Muzani (2005) melaporkan bahwa itik Cihateup mempunyai beberapa ukuran tubuh menyerupai ukuran lingkar dada yg lebih besar dibandingkan itik Cirebon dan Mojosari dan itu sanggup dijadikan indikasi bahwa itik Cihateup mempunyai potensi sebagai penghasil daging. Itik Cihateup jantan umur potong 8 ahad sudah sanggup menghasilkan bobot potong 1323,87 g dengan bobot karkas 812,13 g (61,36%). Bagian yg berdaging (paha dan dada) itik Cihateup sanggup mencapai 27,14% dan 24,97%, belahan paha itik Cihateup lebih besar dibandingkan dengan itik Alabio (25,22%) (Matitaputty 2011).

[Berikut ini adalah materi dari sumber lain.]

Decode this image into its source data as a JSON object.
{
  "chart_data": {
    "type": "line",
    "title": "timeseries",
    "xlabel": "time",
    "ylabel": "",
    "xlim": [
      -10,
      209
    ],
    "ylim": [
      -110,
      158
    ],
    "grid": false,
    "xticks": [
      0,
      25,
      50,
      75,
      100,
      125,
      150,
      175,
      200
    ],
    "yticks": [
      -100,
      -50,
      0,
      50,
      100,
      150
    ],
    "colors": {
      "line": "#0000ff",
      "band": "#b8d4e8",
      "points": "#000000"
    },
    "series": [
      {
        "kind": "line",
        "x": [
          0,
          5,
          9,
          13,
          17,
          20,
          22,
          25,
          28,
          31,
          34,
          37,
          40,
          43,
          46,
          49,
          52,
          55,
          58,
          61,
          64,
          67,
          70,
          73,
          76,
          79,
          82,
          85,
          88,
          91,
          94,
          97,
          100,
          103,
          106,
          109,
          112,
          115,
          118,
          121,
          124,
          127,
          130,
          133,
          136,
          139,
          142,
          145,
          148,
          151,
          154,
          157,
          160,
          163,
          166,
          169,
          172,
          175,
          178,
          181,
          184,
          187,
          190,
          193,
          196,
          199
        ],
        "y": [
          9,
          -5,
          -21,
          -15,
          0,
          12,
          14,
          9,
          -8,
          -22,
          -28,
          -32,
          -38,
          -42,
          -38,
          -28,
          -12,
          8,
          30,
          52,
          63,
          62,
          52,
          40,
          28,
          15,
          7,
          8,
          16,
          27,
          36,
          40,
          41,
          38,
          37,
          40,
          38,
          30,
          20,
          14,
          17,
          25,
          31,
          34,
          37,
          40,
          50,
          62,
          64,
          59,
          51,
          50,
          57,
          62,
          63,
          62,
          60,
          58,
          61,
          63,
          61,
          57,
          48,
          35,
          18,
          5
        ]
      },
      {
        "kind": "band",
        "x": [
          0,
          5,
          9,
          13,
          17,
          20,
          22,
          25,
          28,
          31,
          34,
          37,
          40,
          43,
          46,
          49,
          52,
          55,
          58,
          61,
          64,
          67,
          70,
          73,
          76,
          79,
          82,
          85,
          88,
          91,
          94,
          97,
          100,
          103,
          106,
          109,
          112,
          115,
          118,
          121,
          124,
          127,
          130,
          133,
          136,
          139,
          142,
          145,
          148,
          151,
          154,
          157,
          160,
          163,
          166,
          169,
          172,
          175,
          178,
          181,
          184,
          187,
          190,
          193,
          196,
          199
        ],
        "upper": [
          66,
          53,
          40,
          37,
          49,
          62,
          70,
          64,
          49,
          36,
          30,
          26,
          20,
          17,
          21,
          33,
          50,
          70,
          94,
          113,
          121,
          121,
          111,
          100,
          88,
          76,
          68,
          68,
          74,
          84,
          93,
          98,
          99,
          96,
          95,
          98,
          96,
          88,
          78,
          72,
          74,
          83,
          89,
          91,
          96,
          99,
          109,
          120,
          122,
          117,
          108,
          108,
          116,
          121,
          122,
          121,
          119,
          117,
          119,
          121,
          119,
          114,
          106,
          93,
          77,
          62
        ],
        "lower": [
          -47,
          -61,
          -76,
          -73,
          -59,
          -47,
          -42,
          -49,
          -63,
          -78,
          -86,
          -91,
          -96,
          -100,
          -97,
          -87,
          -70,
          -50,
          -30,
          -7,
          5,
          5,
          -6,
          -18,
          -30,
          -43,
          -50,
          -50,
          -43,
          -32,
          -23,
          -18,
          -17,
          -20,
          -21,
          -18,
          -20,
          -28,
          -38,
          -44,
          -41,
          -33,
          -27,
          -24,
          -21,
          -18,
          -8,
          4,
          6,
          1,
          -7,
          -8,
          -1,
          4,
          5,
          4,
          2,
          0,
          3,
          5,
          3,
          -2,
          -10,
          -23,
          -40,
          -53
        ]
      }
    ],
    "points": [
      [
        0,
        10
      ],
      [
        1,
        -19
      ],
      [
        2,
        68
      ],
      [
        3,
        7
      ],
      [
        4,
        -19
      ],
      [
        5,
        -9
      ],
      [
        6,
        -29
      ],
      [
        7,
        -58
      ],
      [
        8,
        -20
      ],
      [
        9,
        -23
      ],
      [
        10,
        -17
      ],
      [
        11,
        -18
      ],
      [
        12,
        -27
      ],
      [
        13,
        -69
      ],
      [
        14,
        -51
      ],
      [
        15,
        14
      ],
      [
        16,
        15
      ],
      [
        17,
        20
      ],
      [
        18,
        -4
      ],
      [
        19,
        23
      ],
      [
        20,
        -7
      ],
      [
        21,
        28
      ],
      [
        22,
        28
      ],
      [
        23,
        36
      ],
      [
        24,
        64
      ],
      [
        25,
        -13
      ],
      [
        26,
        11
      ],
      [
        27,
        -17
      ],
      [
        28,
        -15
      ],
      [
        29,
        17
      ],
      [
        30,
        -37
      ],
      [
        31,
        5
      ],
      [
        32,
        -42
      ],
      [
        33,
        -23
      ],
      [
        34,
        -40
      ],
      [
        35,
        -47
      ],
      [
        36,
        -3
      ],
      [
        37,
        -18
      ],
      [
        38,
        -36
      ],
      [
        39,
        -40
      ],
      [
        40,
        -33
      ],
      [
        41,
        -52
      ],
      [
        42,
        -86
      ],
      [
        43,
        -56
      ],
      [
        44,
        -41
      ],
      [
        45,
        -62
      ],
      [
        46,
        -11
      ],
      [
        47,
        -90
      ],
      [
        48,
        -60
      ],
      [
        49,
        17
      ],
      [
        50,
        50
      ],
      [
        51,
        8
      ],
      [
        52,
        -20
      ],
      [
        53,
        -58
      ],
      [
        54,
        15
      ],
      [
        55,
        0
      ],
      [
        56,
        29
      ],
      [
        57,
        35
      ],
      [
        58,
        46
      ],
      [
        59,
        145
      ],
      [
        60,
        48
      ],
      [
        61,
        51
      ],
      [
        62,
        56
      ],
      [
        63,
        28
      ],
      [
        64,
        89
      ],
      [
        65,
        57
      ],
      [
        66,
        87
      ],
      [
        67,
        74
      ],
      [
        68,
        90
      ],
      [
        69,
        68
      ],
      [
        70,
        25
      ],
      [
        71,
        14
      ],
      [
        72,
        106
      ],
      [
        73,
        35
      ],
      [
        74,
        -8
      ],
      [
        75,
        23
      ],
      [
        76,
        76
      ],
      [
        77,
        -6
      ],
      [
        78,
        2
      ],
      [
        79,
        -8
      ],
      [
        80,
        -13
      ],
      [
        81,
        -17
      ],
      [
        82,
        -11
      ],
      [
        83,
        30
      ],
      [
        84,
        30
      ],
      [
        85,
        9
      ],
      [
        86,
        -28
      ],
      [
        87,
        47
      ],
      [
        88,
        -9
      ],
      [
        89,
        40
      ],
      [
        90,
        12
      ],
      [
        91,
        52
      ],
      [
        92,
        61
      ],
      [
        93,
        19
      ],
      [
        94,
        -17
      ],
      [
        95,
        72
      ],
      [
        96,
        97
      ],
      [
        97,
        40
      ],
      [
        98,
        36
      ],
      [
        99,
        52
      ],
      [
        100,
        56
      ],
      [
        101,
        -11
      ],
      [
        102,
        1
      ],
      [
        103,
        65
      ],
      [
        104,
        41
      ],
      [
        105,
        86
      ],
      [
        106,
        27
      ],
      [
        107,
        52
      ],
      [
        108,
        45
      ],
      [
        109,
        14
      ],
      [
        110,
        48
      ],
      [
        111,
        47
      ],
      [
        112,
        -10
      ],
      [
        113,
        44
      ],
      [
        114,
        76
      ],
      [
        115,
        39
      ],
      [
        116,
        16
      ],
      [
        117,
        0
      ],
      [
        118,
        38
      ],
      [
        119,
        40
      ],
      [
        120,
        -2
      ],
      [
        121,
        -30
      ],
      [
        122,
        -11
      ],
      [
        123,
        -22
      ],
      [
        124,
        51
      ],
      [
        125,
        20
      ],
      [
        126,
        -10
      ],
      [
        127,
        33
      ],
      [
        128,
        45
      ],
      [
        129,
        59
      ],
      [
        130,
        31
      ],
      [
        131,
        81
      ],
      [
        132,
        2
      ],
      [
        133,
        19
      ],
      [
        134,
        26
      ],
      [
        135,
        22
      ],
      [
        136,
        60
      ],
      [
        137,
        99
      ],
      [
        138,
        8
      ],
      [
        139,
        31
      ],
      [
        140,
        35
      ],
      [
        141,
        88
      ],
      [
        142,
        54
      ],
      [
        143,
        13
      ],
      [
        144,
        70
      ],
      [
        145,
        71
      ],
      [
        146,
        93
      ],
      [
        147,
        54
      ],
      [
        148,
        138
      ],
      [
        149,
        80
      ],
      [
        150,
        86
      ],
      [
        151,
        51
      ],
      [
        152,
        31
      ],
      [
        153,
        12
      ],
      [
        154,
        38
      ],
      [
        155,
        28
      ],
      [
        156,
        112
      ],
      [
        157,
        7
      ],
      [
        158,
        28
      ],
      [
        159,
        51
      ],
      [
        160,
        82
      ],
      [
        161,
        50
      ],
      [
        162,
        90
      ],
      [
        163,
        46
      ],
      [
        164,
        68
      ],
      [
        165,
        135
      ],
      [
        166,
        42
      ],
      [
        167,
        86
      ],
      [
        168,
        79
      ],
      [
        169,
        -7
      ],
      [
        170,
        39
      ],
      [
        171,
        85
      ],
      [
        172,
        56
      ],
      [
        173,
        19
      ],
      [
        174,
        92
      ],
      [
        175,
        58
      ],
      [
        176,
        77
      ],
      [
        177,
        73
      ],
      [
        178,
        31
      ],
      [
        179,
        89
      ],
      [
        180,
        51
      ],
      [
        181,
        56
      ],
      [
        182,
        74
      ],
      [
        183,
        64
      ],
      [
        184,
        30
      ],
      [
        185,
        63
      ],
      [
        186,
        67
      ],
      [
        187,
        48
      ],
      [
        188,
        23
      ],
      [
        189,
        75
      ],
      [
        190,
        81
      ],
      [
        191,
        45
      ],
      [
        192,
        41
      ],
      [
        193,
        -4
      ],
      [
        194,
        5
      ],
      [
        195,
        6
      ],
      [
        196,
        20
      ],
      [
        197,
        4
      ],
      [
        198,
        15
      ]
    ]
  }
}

Wulandari (2005) melaporkan bahwa panjang leher dan panjang tulang sayap merupakan pentanda utama untuk ukuran tubuh pada itik Cihateup jantan maupun betina, dengan adanya korelasi konkret antara panjang leher, panjang tulang sayap dan ukuran tubuh. Potensi dan pengembangan itik Cihateup masih terbuka luas untuk dikaji lebih jauh, dan sangat diharapkan bagi Pemda Jawa Barat untuk sanggup mengembangan unggas air ini, lantaran mempunyai potensi sebagai itik petelur unggul bagi itik betina dan itik potong bagi itik jantan, supaya itik Cihateup lebih dikenal oleh masyarakat Indonesia. Oleh kesudahannya diharapkan info yg lebih mendalam dan sayarat wacana itik Cihateup itu sendiri baik dari segi bibit, pakan dan manajemen, dan penyakit dan pemasaran. Selain itu untuk menjadikan itik Cihateup sebagai galur gres sama menyerupai Alabio asal Kalimantan Selatan, diharapkan data-data pendukung menyerupai populasi itik Ciahteup itu sendiri jumlahnya ada berapa banyak, ketersediaan bibit yg berkualitas dan kontinyu, berapa banyak kelompok peternak yg membudidaya itik ini, dan harus tahu karakteristik itik menyerupai warna bulu untuk jantan dan betina, ukuran tubuh jantan dan betina, produksi dan reproduksi, dan administrasi pemeliharaan bahkan yg mentandakan itik Cihateup setips spesifik dari itik yg lain dengan melsayakan setips genetik menyerupai polimorfisme protein darah, DNA dll. Informasi ini sangat berkhasiat bagi pengembangan itik Cihateup ke depan dalam upaya untuk menjadikan itik Cihateup sebagai sumberdaya genetik unggas air orisinil Jawa Barat yg perlu dilestarikan dan dikembangkan setips berkelanjutan.
Sumber : www.poultryindonesia.com dan trobos.com.